In Italia poca gente segue le cronache economiche, pochi capiscono i ragionamenti degli economisti e gli spesso confusi commenti in TV che arrivano da Francoforte e da Bruxelles. Quando si sente parlare di tassi, spread e mille altri termini inglesi (che hanno i loro perfetti sinonimi in italiano, ma dirli in inglese fa molto figo) si resta incerti e si cambia canale. Tutti, però, ci accorgiamo che qualcosa non quadra e che la gente ha ragione quando si sente truffata vivendo sotto una “cupola” finanziaria che ci controlla la vita, organizza il mondo (almeno quello occidentale e soprattutto quello europeo) e fissa i prezzi di tutto, dai farmaci all’energia, dal costo del mutuo al futuro dei nostri risparmi.

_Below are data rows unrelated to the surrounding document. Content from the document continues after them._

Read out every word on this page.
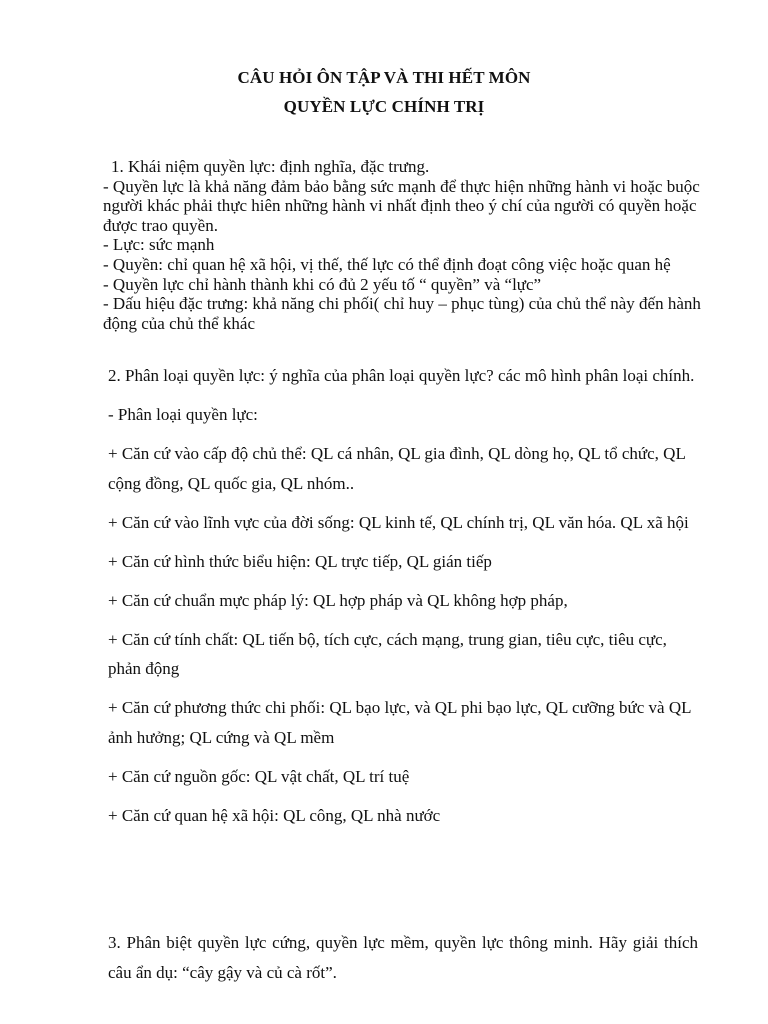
CÂU HỎI ÔN TẬP VÀ THI HẾT MÔN
QUYỀN LỰC CHÍNH TRỊ
1. Khái niệm quyền lực: định nghĩa, đặc trưng.
- Quyền lực là khả năng đảm bảo bằng sức mạnh để thực hiện những hành vi hoặc buộc người khác phải thực hiên những hành vi nhất định theo ý chí của người có quyền hoặc được trao quyền.
- Lực: sức mạnh
- Quyền: chỉ quan hệ xã hội, vị thế, thế lực có thể định đoạt công việc hoặc quan hệ
- Quyền lực chỉ hành thành khi có đủ 2 yếu tố “ quyền” và “lực”
- Dấu hiệu đặc trưng: khả năng chi phối( chỉ huy – phục tùng) của chủ thể này đến hành động của chủ thể khác

2. Phân loại quyền lực: ý nghĩa của phân loại quyền lực? các mô hình phân loại chính.

- Phân loại quyền lực:

+ Căn cứ vào cấp độ chủ thể: QL cá nhân, QL gia đình, QL dòng họ, QL tổ chức, QL cộng đồng, QL quốc gia, QL nhóm..

+ Căn cứ vào lĩnh vực của đời sống: QL kinh tế, QL chính trị, QL văn hóa. QL xã hội

+ Căn cứ hình thức biểu hiện: QL trực tiếp, QL gián tiếp

+ Căn cứ chuẩn mực pháp lý: QL hợp pháp và QL không hợp pháp,

+ Căn cứ tính chất: QL tiến bộ, tích cực, cách mạng, trung gian, tiêu cực, tiêu cực, phản động

+ Căn cứ phương thức chi phối: QL bạo lực, và QL phi bạo lực, QL cưỡng bức và QL ảnh hưởng; QL cứng và QL mềm

+ Căn cứ nguồn gốc: QL vật chất, QL trí tuệ

+ Căn cứ quan hệ xã hội: QL công, QL nhà nước

3. Phân biệt quyền lực cứng, quyền lực mềm, quyền lực thông minh. Hãy giải thích câu ẩn dụ: “cây gậy và củ cà rốt”.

Perché non c’è più l’Europa dei popoli e neppure dei cittadini, ma vince “l’Europa dei banchieri” alla quale anche i capi di Stato e di governo devono adeguarsi perché altrimenti, se criticano troppo il “giro”, finiscono prontamente a fondo e con loro i rispettivi Paesi.

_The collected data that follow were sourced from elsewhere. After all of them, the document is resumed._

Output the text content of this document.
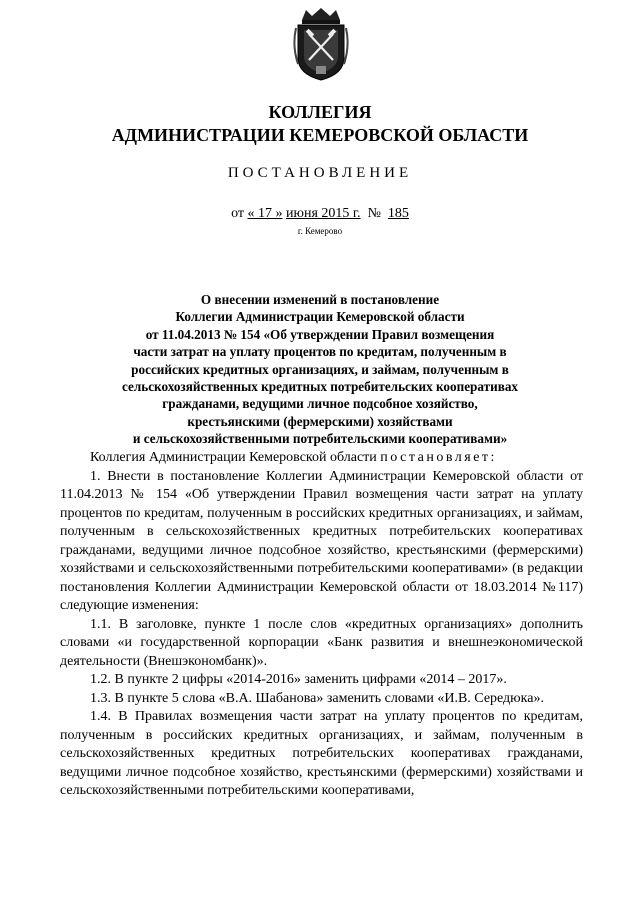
КОЛЛЕГИЯ
АДМИНИСТРАЦИИ КЕМЕРОВСКОЙ ОБЛАСТИ
ПОСТАНОВЛЕНИЕ
от « 17 » июня 2015 г. № 185
г. Кемерово
О внесении изменений в постановление
Коллегии Администрации Кемеровской области
от 11.04.2013 № 154 «Об утверждении Правил возмещения
части затрат на уплату процентов по кредитам, полученным в
российских кредитных организациях, и займам, полученным в
сельскохозяйственных кредитных потребительских кооперативах
гражданами, ведущими личное подсобное хозяйство,
крестьянскими (фермерскими) хозяйствами
и сельскохозяйственными потребительскими кооперативами»

Коллегия Администрации Кемеровской области постановляет:

1. Внести в постановление Коллегии Администрации Кемеровской области от 11.04.2013 № 154 «Об утверждении Правил возмещения части затрат на уплату процентов по кредитам, полученным в российских кредитных организациях, и займам, полученным в сельскохозяйственных кредитных потребительских кооперативах гражданами, ведущими личное подсобное хозяйство, крестьянскими (фермерскими) хозяйствами и сельскохозяйственными потребительскими кооперативами» (в редакции постановления Коллегии Администрации Кемеровской области от 18.03.2014 №117) следующие изменения:

1.1. В заголовке, пункте 1 после слов «кредитных организациях» дополнить словами «и государственной корпорации «Банк развития и внешнеэкономической деятельности (Внешэкономбанк)».

1.2. В пункте 2 цифры «2014-2016» заменить цифрами «2014 – 2017».

1.3. В пункте 5 слова «В.А. Шабанова» заменить словами «И.В. Середюка».

1.4. В Правилах возмещения части затрат на уплату процентов по кредитам, полученным в российских кредитных организациях, и займам, полученным в сельскохозяйственных кредитных потребительских кооперативах гражданами, ведущими личное подсобное хозяйство, крестьянскими (фермерскими) хозяйствами и сельскохозяйственными потребительскими кооперативами,
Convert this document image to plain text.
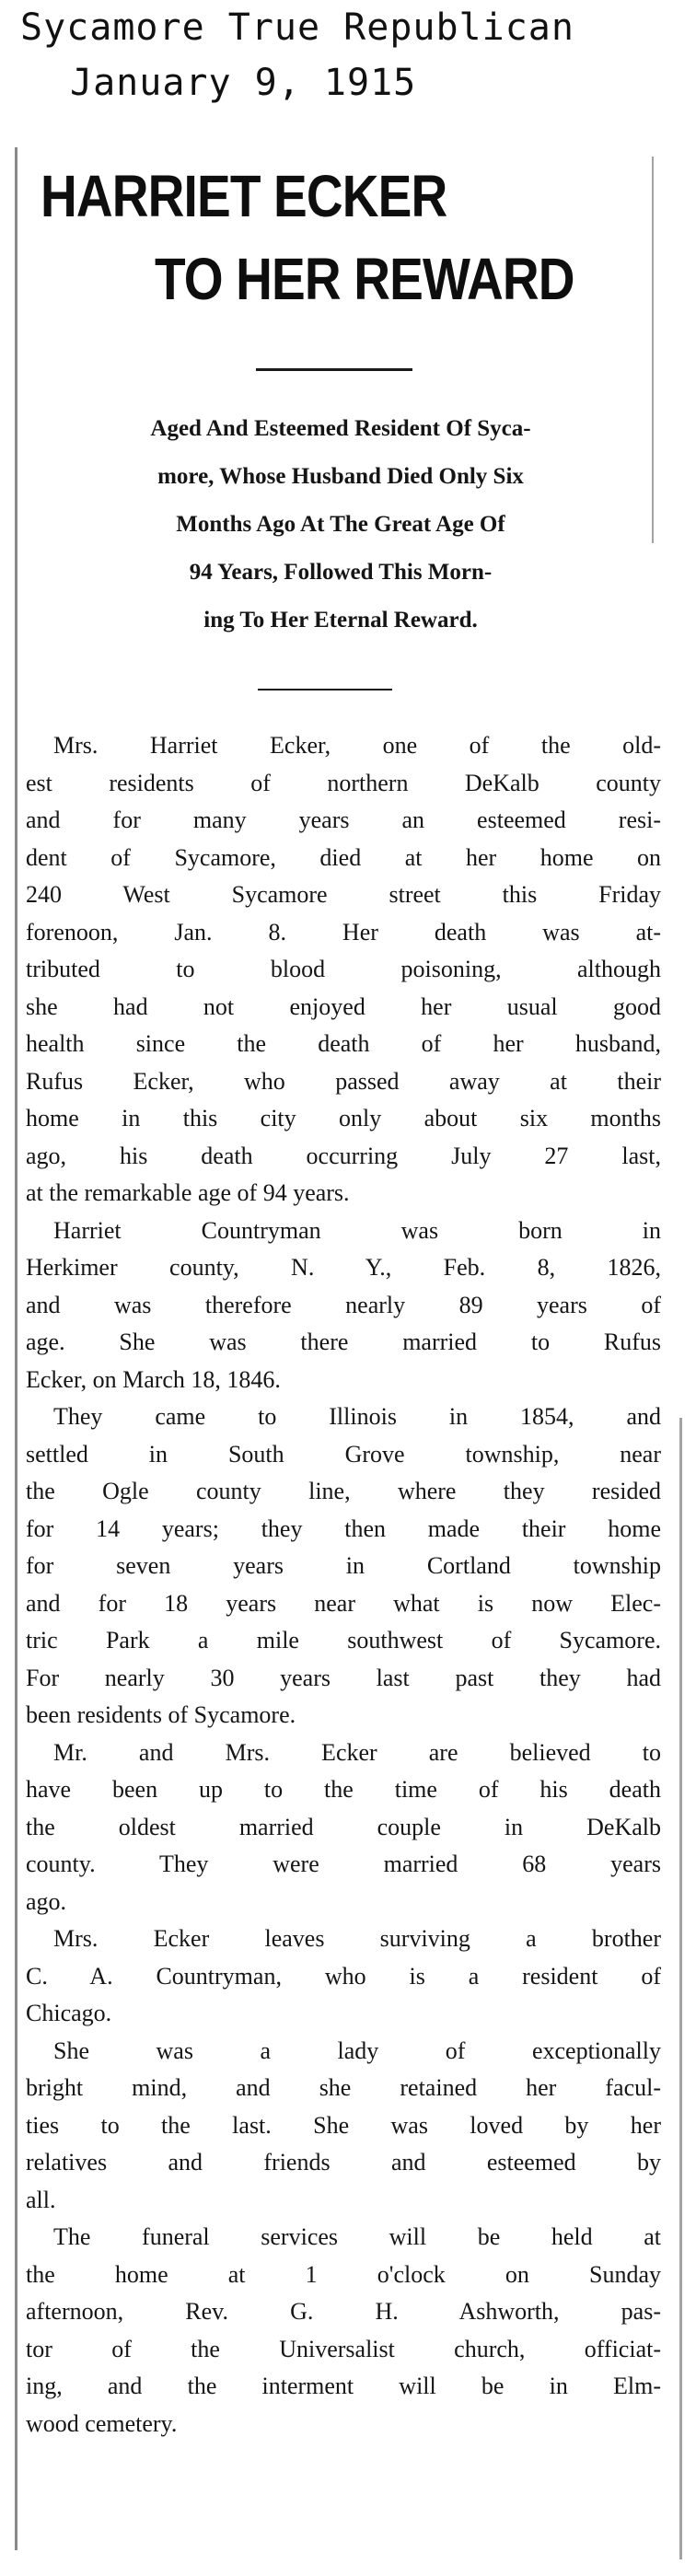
Sycamore True Republican
January 9, 1915
HARRIET ECKER
TO HER REWARD
Aged And Esteemed Resident Of Syca-
more, Whose Husband Died Only Six
Months Ago At The Great Age Of
94 Years, Followed This Morn-
ing To Her Eternal Reward.
Mrs. Harriet Ecker, one of the old-
est residents of northern DeKalb county
and for many years an esteemed resi-
dent of Sycamore, died at her home on
240 West Sycamore street this Friday
forenoon, Jan. 8. Her death was at-
tributed to blood poisoning, although
she had not enjoyed her usual good
health since the death of her husband,
Rufus Ecker, who passed away at their
home in this city only about six months
ago, his death occurring July 27 last,
at the remarkable age of 94 years.
Harriet Countryman was born in
Herkimer county, N. Y., Feb. 8, 1826,
and was therefore nearly 89 years of
age. She was there married to Rufus
Ecker, on March 18, 1846.
They came to Illinois in 1854, and
settled in South Grove township, near
the Ogle county line, where they resided
for 14 years; they then made their home
for seven years in Cortland township
and for 18 years near what is now Elec-
tric Park a mile southwest of Sycamore.
For nearly 30 years last past they had
been residents of Sycamore.
Mr. and Mrs. Ecker are believed to
have been up to the time of his death
the oldest married couple in DeKalb
county. They were married 68 years
ago.
Mrs. Ecker leaves surviving a brother
C. A. Countryman, who is a resident of
Chicago.
She was a lady of exceptionally
bright mind, and she retained her facul-
ties to the last. She was loved by her
relatives and friends and esteemed by
all.
The funeral services will be held at
the home at 1 o'clock on Sunday
afternoon, Rev. G. H. Ashworth, pas-
tor of the Universalist church, officiat-
ing, and the interment will be in Elm-
wood cemetery.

Nel gioco sottile della moneta unica (che ha avuto anche grandi vantaggi di stabilizzazione, non dobbiamo dimenticarcelo) già per cominciare chi a suo tempo ha dato le carte (era il tempo dell’Italia di Prodi) ha valutato poca cosa la nostra lira al momento del concambio in euro, ma d’altronde eravamo con le pezze sul sedere.

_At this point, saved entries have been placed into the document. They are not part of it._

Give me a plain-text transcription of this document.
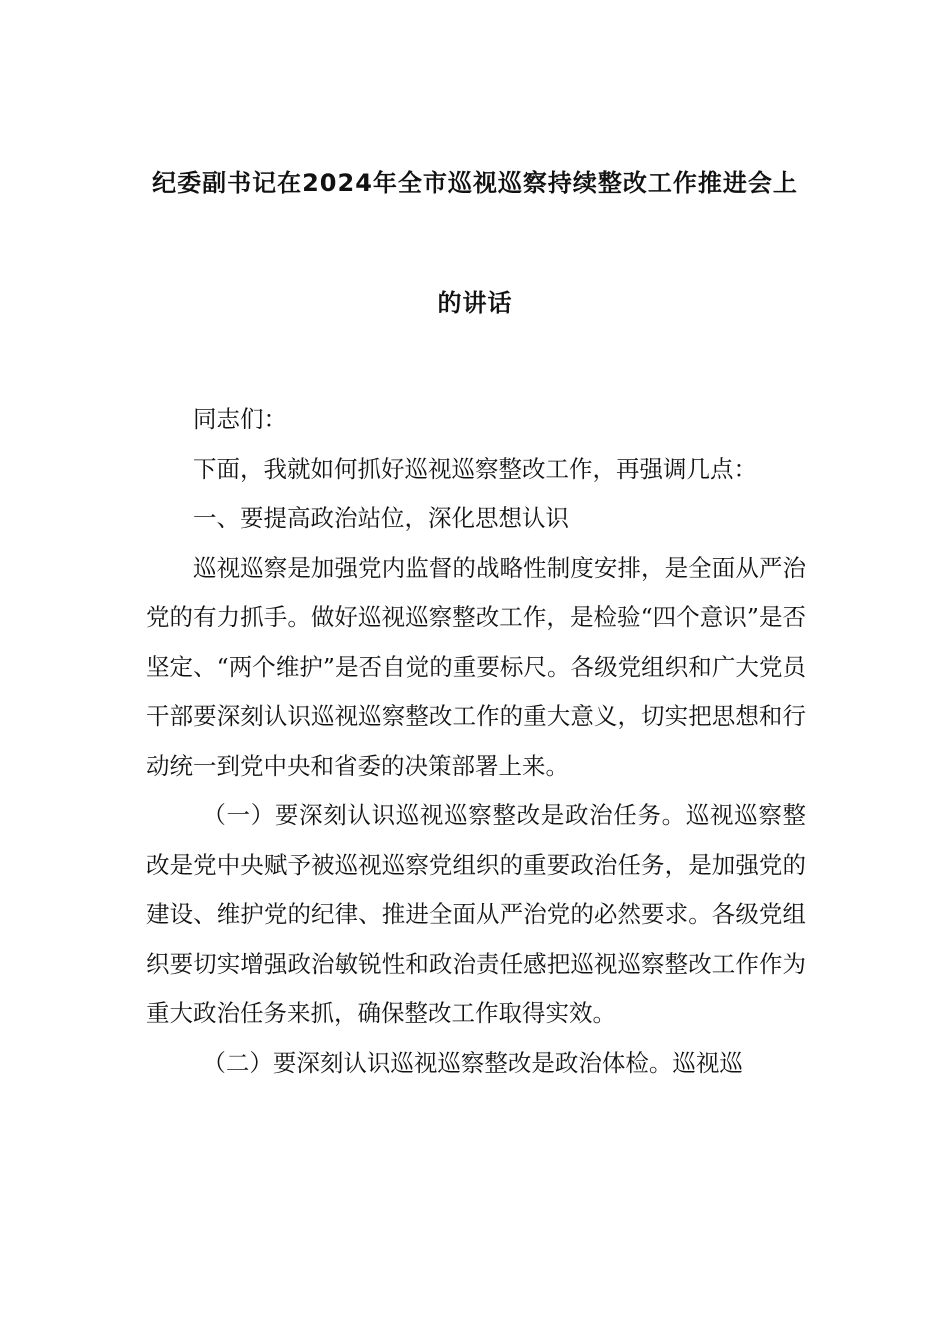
纪委副书记在2024年全市巡视巡察持续整改工作推进会上
的讲话

同志们：

下面，我就如何抓好巡视巡察整改工作，再强调几点：

一、要提高政治站位，深化思想认识

巡视巡察是加强党内监督的战略性制度安排，是全面从严治党的有力抓手。做好巡视巡察整改工作，是检验“四个意识”是否坚定、“两个维护”是否自觉的重要标尺。各级党组织和广大党员干部要深刻认识巡视巡察整改工作的重大意义，切实把思想和行动统一到党中央和省委的决策部署上来。

（一）要深刻认识巡视巡察整改是政治任务。巡视巡察整改是党中央赋予被巡视巡察党组织的重要政治任务，是加强党的建设、维护党的纪律、推进全面从严治党的必然要求。各级党组织要切实增强政治敏锐性和政治责任感把巡视巡察整改工作作为重大政治任务来抓，确保整改工作取得实效。

（二）要深刻认识巡视巡察整改是政治体检。巡视巡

Di fatto l’Italia “conta” il 14% dell’Europa, ma molto meno in campo finanziario, sia perché siamo ai margini delle decisioni, sia perché ci viene continuamente ripetuto che siamo debitori quasi insolventi e che in buona sostanza facciamo debiti nuovi per coprire quelli vecchi.

La lunga premessa è per sottolineare come sia ben difficile contestare da posizioni di forza le scelte della Banca centrale europea che nel suo sito sostiene che “il suo compito principale è mantenere la stabilità dei prezzi, favorendo in tal modo la crescita e l’occupazione”.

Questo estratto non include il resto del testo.